É seguro dizer que os fãs mais antigos de tênis já ouviram, ou quem sabe até disseram: “Jogando assim, Nadal não chega aos 30 anos e vai parar cedo”. Afinal, seu estilo de jogo nos primeiros anos de carreira, aguentando firme os longos ralis de fundo exigia muito físico. E as lesões o acompanharam desde cedo: ora no joelho, ora nos punhos… Além de uma fissura muscular na região abominal e uma recente cirugia no quadril já nos últimos anos de circuito. A superação das adversidades e os retornos vitoriosos fizeram do espanhol um dos maiores na história do tênis.
Último Grand Slam com o pé anestesiado
Diagnosticado com a síndrome de Muller-Weiss, doença degenerativa que afeta o osso navicular do pé, o escafoide do tarso, Nadal precisou jogar com palmilhas especiais nos pés. E em seu último título de Grand Slam, Roland Garros em 2022, atuou com o pé totalmente anestesiado.
“Eu consegui jogar durante essas duas semanas em condições extremas. Tenho jogado com injeções nos nervos para adormecer o pé, e é por isso que consegui jogar durante essas duas semanas. Meu médico conseguiu aplicar injeções anestésicas nos nervos.

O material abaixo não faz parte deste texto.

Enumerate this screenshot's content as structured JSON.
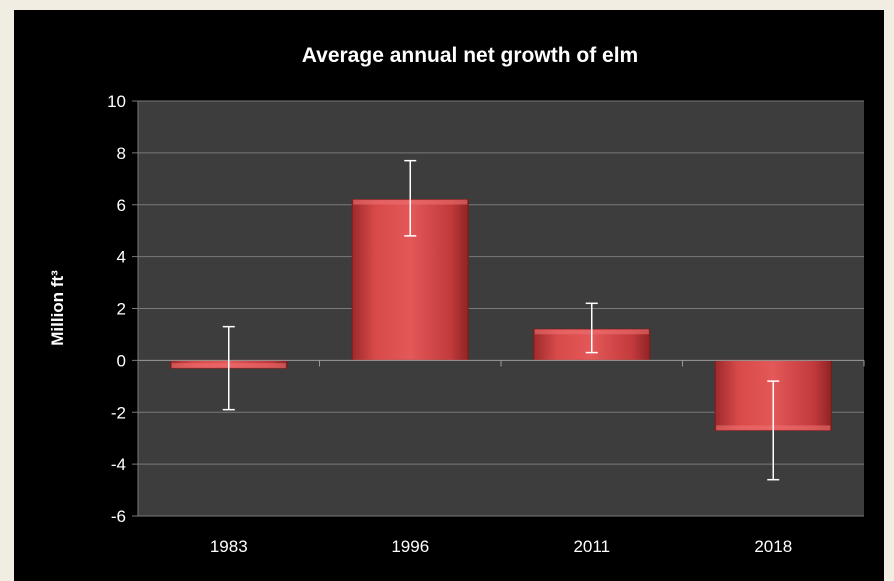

Isso tira a sensibilidade do meu pé”, relatou o espanhol na coletiva de imprensa após a vitória sobre Casper Ruud na final daquele ano. “Então, é claro que Roland Garros é Roland Garros. Todo mundo sabe o quanto esse torneio significa para mim, então eu queria continuar tentando e me dar uma chance aqui. Essa foi a única maneira que encontramos. Mas é óbvio que não posso continuar competindo com o pé dormente”.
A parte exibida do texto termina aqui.